Tesla Inc. TSLA significantly beat analyst expectations in its first-quarter results, and here's what analysts at Wedbush Securities Inc. and Loup Ventures' Gene Munster think about its performance and outlook.
Impressive Performance In A ‘Dark Environment,' Wedbush Says
In an analyst note following the earnings report, Wedbush said it was "an impressive performance" by Tesla CEO Elon Musk "in a dark environment."
Referring to the GAAP gross margin of 20.6% and adjusted EBITDA margin of 15.9% in the quarter, the analysts said, "this level of profitability is key for the bulls and [it] speaks to a business model which is staying out of the red ink despite this unprecedented COVID-19 dark storm."
Wedbush noted that the large free cash flow loss of $895 million, significantly higher than the Street's estimate of $255 million, was primarily due to a $981 million flow into inventory growth, but it will nevertheless offset some investors.
The analysts believe that the 500,000 delivery target set for the year earlier by Musk was a "virtually impossibility," but the investors are looking at the demand trajectory for the second quarter and the rest of the year as well as Tesla's "cash burn."
Wedbush noted that strong demand for Model 3 in China, despite the novel coronavirus pandemic, remains a "ray of light" for Tesla. The automaker could make 100,000 deliveries out of its newly-built Shanghai gigafactory this year, the analysts said.
The investment firm maintained its "neutral" rating on Tesla's stock with a price target of $425.
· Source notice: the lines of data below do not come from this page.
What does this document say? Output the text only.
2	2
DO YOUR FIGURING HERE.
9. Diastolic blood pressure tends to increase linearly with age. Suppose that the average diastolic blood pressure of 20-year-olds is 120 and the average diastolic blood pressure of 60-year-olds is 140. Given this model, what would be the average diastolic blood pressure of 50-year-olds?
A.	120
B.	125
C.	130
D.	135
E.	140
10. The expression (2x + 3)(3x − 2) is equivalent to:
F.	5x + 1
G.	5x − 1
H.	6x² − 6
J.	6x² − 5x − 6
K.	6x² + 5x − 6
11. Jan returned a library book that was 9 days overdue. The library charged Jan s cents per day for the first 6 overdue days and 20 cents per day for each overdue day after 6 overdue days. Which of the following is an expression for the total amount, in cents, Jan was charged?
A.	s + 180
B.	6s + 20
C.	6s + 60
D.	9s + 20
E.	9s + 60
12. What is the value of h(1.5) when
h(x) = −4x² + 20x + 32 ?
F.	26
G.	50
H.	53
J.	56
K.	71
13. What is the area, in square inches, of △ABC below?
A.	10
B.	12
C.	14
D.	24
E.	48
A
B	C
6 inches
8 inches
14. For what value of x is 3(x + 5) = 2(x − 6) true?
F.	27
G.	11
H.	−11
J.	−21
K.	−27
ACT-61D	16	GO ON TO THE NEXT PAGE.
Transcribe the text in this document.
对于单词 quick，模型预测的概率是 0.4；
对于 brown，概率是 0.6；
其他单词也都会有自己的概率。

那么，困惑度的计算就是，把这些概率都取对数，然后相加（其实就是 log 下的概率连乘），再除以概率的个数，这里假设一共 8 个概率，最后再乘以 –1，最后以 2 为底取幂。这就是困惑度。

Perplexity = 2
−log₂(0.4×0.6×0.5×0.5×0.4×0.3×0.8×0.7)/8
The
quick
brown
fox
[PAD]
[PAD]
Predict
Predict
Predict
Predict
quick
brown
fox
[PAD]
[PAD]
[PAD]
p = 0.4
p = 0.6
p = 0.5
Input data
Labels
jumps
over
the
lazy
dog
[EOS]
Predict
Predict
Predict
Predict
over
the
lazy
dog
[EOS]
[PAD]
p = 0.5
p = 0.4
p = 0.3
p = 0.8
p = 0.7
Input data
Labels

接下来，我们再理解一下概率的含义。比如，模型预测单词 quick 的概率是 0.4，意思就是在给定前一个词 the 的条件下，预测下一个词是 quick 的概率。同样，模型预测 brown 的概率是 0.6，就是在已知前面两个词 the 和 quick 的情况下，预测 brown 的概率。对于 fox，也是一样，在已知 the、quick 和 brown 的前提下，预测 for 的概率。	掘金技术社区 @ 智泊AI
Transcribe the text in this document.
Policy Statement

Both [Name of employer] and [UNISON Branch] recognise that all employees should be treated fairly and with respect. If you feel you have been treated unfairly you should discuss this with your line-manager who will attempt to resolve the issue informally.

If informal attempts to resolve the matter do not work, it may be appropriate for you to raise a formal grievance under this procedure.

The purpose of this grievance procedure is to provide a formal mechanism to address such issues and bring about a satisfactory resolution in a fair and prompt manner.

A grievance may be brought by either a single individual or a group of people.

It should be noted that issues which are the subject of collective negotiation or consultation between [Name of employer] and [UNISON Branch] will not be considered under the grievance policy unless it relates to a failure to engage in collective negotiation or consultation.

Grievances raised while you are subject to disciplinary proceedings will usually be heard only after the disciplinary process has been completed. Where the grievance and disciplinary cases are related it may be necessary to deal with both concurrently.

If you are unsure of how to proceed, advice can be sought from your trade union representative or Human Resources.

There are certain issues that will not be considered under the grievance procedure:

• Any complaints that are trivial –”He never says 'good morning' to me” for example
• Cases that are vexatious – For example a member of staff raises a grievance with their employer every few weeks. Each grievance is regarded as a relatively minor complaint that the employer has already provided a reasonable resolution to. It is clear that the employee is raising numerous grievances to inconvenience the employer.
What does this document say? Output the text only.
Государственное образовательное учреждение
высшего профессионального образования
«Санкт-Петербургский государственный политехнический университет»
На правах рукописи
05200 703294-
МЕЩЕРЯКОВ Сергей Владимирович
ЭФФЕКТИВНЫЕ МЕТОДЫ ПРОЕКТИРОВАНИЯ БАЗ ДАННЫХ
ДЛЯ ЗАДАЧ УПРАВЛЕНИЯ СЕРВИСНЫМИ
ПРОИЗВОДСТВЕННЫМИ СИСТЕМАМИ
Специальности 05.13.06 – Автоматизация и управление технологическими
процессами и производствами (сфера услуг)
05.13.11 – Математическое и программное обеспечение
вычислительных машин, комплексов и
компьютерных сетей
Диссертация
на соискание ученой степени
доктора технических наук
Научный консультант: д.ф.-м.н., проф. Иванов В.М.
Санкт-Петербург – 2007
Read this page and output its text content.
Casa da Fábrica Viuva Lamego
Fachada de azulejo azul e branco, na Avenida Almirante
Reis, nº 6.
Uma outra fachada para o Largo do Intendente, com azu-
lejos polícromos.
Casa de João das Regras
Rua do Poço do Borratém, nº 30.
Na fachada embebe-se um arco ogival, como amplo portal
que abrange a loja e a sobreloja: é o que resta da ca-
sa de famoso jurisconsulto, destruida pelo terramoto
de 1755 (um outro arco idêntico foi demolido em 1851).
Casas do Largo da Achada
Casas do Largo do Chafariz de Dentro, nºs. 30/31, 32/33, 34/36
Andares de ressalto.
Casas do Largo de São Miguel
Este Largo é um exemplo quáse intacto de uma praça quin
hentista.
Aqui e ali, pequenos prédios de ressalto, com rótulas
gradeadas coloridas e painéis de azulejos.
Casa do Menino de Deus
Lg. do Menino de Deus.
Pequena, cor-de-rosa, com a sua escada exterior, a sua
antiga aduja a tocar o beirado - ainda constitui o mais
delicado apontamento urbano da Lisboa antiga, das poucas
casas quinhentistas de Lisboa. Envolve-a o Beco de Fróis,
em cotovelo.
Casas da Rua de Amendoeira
Tesla Heads For S&P 500 Induction, Munster Says
Loup Ventures Managing Partner Gene Munster said that Tesla's delivery numbers for the year 2020 are still likely to be between 403,000 and 500,000.
Tesla, in its earnings call, said that it exited Q1 with its largest-ever order backlog, indicating that demand for its vehicles remains strong, according to Munster.
The automaker is considering offering "full self-driving" software as a subscription model by the end of the year, and that's likely to add a "clear benefit to Tesla and the timeline for releasing autonomous driving features," the former research analyst noted.
In line with Wedbush, Munster said FCF would have been positive if not for the inventory growth, which happened due to the pandemic postponing "the end-of-quarter delivery surge."
According to the former Piper Jeffray analyst, there is a "60% chance" that the Palo Alto-based company is added to the S&P 500 index by the end of this year.
The only hook? The induction will require Tesla to have a cumulative GAAP profit over the previous four quarters, but the "June quarter earnings are virtually impossible to predict" at the moment, Munster said.
"The debate around Tesla's future is rooted in the likelihood that the company can sustain profitability, and today's data points are positive signs for overall margins going forward," he added.
Tesla Price Action
Tesla's shares traded 8.8% higher at $871.00 in the after-hours session on Wednesday after closing the regular session 4.1% higher at $800.51.